De Boer does not expect this option to be open to everyone. There are considerable differences in level, mainly because the prior education of these young women does not always connect well with the course. The vast majority of students in the Netherlands have had pre-university education. But Saudi Arabia does not distinguish between different types of preparatory education. “Some of the students won’t be able to handle the volume of academic literature in English. But there are definitely others who could easily start working as clinical psychologists.”

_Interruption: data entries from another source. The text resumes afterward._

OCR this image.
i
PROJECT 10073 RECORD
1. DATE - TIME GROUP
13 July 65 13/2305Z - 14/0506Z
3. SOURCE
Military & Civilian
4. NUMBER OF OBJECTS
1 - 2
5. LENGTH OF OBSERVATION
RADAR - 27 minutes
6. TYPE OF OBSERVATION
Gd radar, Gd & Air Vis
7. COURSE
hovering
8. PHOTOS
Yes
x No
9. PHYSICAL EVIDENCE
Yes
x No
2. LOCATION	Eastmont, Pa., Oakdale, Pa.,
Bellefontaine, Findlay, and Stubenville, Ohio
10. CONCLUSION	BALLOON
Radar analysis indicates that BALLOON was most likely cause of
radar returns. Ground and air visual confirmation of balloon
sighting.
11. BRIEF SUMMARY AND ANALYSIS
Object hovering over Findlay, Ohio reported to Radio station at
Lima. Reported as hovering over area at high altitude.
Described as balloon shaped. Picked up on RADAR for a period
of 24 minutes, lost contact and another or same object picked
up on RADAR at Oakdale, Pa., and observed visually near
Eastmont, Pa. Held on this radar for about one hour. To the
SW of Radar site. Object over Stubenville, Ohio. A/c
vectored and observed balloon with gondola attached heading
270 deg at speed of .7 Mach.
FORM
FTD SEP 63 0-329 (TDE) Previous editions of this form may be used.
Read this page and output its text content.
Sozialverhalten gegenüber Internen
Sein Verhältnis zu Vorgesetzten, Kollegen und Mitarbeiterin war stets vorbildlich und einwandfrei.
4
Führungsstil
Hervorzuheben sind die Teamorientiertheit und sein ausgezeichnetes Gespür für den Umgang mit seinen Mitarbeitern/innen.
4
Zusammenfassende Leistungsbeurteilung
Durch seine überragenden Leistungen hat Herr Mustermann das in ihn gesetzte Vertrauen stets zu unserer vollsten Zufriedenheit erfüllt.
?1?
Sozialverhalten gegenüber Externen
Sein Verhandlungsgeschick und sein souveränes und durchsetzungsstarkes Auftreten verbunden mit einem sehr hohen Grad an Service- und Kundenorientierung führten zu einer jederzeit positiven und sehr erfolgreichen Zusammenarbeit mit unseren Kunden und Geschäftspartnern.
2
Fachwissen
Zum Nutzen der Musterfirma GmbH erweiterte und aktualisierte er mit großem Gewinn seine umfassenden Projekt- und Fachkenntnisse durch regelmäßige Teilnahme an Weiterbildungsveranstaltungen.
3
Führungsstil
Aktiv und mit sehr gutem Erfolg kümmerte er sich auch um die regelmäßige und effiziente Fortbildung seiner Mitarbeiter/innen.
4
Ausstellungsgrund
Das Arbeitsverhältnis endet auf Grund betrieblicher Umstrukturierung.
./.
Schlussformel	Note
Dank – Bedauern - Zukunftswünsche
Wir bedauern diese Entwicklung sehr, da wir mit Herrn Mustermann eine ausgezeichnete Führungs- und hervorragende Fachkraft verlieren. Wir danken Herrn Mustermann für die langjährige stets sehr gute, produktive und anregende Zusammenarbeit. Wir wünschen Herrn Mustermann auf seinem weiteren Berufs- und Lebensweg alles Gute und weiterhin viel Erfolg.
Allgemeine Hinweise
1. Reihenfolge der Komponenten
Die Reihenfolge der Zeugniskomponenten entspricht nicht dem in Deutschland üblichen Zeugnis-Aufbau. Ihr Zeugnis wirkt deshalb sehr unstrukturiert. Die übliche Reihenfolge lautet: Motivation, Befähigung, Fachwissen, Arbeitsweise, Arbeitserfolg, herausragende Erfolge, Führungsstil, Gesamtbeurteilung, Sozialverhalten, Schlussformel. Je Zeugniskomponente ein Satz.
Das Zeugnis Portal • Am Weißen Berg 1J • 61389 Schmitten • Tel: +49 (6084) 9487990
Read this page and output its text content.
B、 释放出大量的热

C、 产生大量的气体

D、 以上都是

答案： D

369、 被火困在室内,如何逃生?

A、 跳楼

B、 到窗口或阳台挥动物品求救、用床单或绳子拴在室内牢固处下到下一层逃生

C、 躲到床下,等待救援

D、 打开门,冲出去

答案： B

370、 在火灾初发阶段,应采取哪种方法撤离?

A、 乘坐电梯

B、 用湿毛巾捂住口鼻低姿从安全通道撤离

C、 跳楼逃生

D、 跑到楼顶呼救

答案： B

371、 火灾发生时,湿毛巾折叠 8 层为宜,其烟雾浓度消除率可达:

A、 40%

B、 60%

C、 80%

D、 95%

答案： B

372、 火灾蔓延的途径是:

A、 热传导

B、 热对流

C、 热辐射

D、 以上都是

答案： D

Buermans and Veerman hope that some of their female will enrol in a master programme at Erasmus University. They will need their father’s permission, and they will have to be accompanied by a man when they are in Rotterdam. “Some of the third year students are really looking forward to it”, Veerman tells us. “An increasing number of female Saudi students are going to Europe on a scholarship to enrol in a master programme or to work on a doctorate. Our students are already proudly walking around campus with an Erasmus University keycord.”

“I want to become Professor of Clinical Psychology”

“Please don’t ask me if, as a woman, I’d like to drive a car in Saudi Arabia”, Nouran Al-Moghrabi says. This is one of the questions that Dutch people always ask her. “People often think that my home life is terrible, but that’s absolutely not true.”

She tells us that she comes from quite an open family. And that her father has always encouraged her to make the most of her career. She followed a bachelor programme in educational psychology in Bahrain, a one and a half hour drive from Ad Dammām, where she was born. She then followed a master programme in Wales to improve her English and research skills. “I don’t fit your stereotype of an oppressed Saudi woman”, she says with a smile.

Having worked as part of the predominantly Dutch clinical psychology team at Princess Nourah University for a while, Al-Moghrabi is currently working on obtaining a doctorate in Rotterdam with a thesis on reducing aggressive behaviour. “Mind you, it’s not as unique as it sounds. An increasing number of Saudi women are going abroad on a scholarship to get a Master’s degree or PhD”, she explains.

The country is making considerable investments in its youth, in order to improve the academic climate in Saudi Arabia. Al-Moghrabi is still employed by Princess Nourah University, where she will resume work once she has obtained her doctorate. By enabling young academics to obtain their doctorate at a good university and gain experience with international publications, they should give academic research an impulse upon their return.

And that’s exactly what Al-Moghrabi wants: a successful academic career in Saudi Arabia. Her final goal? “To become a Professor of Clinical Psychology.”